Kamtchatka, a large peninsula of the Rus-sian empire, in the N. E. of Asia, about 800 m. long from N. to S., and of irregular breadth, the maximum, along the 56th parallel of latitude, being about 250 m.; area, about 100,000 sq. m.; pop. about 20,000. It is bounded N. by the country of the Tchuktchis, E. by the sea of Kamtchatka, S. by a strait separating it from the Kurile islands, and "W. by the sea of Okhotsk. Since 1856 it has been united with the Trans-Yablonic district and the recently acquired Amoor territory to form the maritime province of Eastern Siberia. The coasts are dangerous of approach on account of outlying reefs. A lofty range of volcanic mountains traverses the country in a S. W. direction, with many peaks between 7,000 and 16,000 ft. high. The snow line, in lat. 56° 40', is at an elevation of 5,260 ft. This range is a portion of the great volcanic chain extending from the Ya-blonnoi mountain range to the Kurile islands. Dittmar, a Russian traveller (1851-3), traced five successive formations and found 17 volcanoes still in active operation. Numerous rivers rise in the heights. The Kamtchatka, with its affluent the Yelovka, is navigable for 150 m. The most fertile portion of the peninsula for agricultural purposes lies along the valley of this river.

The Russian settlers here raise oats, barley, rye, potatoes, and garden vegetables, but the rest of the country is little adapted for culture. ' The climate is very severe; the winter lasts nine months, and frost is common at all seasons. The mean annual temperature at Petropavlovsk on the E. coast is 28.5°, while at Tigil on the W. it is 43°. The average temperature of summer at the former place is 55.5°, and that of winter 19°, but the thermometer has been known to fall as low as - 25°. Earthquakes are frequent and violent. Animal life is very abundant, and until recently the inhabitants supported themselves wholly on the products of the chase; but since the game has diminished they find plenty of aliment in fish, which swarm in the seas and rivers. The wild animals yet abundant in the more sequestered localities are bears, wolves, reindeer, argalis or wild sheep, black, red, and gray foxes, ermines, sables, and otters. Wild fowl are very numerous. The principal varieties of fish are herrings, cod, and salmon. Whales are often seen in the adjacent seas.

The mountains are covered with forests of birch, larch, pine, and cedar, of considerable size in the south, but diminishing northward until the northernmost portion of the territory is covered only with reindeer moss. - The Kamtchat-dales, the principal native tribe, are of diminutive stature, but stout, with flat features, small eyes, thin lips, lank black hair, and scarcely any beard. They are a peaceable, honest, lazy, and intemperate race. In winter they live in sunken huts, in summer in huts raised on poles some 13 ft. from the ground. Their dress is equally adapted to the changes of temperature, being of fur in winter and nankeen in summer. They are nominally governed by their own toions or chiefs, under the jurisdiction of the Russian ispravnik, or chief commissary. Dog trains are used as the means of transport. The other principal tribe are the Kodaks, who live north of lat. 58°. While the Kamtchatdales are hunters and fishermen, with fixed habitations, the Koriaks are a wandering tribe, subsisting on the produce of the reindeer, and differing from them in language and mode of life. The commerce of Kamtchatka is chiefly with Okhotsk. Its exports are furs, oil, etc.
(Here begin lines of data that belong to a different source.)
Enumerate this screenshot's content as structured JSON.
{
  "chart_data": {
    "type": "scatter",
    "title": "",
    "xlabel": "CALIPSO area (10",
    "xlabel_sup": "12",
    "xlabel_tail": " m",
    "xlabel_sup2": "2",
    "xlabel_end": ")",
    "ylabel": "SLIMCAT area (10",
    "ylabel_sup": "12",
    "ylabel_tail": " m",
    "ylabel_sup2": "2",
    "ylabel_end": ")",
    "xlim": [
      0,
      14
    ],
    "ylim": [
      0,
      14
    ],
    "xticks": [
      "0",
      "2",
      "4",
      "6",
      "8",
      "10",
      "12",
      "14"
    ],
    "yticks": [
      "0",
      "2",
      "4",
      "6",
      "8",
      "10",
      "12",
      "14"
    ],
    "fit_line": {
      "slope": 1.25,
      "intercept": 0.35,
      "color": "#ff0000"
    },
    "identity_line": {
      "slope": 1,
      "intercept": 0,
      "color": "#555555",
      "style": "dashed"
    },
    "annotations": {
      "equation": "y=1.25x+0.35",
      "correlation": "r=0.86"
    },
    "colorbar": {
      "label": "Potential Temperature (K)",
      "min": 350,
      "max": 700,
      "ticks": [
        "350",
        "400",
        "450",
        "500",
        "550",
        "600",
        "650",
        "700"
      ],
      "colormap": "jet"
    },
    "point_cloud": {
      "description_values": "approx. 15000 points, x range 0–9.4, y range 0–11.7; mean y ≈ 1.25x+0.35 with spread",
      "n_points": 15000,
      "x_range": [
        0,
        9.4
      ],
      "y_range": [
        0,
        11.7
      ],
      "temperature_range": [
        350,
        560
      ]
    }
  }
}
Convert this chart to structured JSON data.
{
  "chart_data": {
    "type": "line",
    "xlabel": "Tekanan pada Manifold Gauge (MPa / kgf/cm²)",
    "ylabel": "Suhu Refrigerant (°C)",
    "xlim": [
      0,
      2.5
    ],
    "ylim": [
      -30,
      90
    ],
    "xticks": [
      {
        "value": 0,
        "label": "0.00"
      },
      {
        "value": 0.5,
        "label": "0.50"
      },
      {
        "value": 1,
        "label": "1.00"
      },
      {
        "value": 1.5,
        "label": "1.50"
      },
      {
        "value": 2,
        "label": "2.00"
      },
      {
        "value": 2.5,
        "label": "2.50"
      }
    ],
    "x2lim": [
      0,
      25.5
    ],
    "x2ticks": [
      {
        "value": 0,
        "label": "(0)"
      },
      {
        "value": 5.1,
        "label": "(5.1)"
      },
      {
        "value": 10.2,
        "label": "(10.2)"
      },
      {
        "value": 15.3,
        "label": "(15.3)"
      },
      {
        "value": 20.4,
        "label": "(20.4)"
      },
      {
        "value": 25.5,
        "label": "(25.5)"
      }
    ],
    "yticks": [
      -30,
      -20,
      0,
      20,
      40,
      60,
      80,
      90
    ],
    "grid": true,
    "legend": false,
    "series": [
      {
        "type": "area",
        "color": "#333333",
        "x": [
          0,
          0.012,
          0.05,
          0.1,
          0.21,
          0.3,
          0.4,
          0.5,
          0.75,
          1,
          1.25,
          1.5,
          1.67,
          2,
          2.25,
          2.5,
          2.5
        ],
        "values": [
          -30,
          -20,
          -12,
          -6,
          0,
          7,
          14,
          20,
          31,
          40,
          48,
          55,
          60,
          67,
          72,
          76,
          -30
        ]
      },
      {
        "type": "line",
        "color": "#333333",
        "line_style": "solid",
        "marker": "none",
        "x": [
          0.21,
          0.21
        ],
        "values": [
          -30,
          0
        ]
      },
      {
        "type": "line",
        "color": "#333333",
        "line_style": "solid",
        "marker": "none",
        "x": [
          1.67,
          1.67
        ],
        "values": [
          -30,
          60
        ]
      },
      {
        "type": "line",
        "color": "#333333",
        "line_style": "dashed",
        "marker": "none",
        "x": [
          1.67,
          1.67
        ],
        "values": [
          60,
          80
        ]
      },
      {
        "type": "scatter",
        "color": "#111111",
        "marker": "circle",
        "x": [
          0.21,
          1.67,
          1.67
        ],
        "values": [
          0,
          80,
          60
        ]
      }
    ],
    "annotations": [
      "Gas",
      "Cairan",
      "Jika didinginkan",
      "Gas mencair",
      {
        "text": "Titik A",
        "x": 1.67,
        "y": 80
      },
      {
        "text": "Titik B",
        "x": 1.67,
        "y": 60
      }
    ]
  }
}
Its imports are flour, sugar, dry goods, whiskey, rice, and coffee, almost all passing through the port of Pe-tropavlovsk, the capital, on Avatcha bay. The other ports are Bolsheretsk, on the W. coast, and Lower Kamtchatka, on Kamtchatka river, with 220 inhabitants. Kamtchatka is one of the principal places of deportation in the Russian empire. - See Kennan, "Tent Life in Siberia" (New York, 1870), and Bush, "Reindeer, Dogs, and Snow Shoes" (New York, 1872).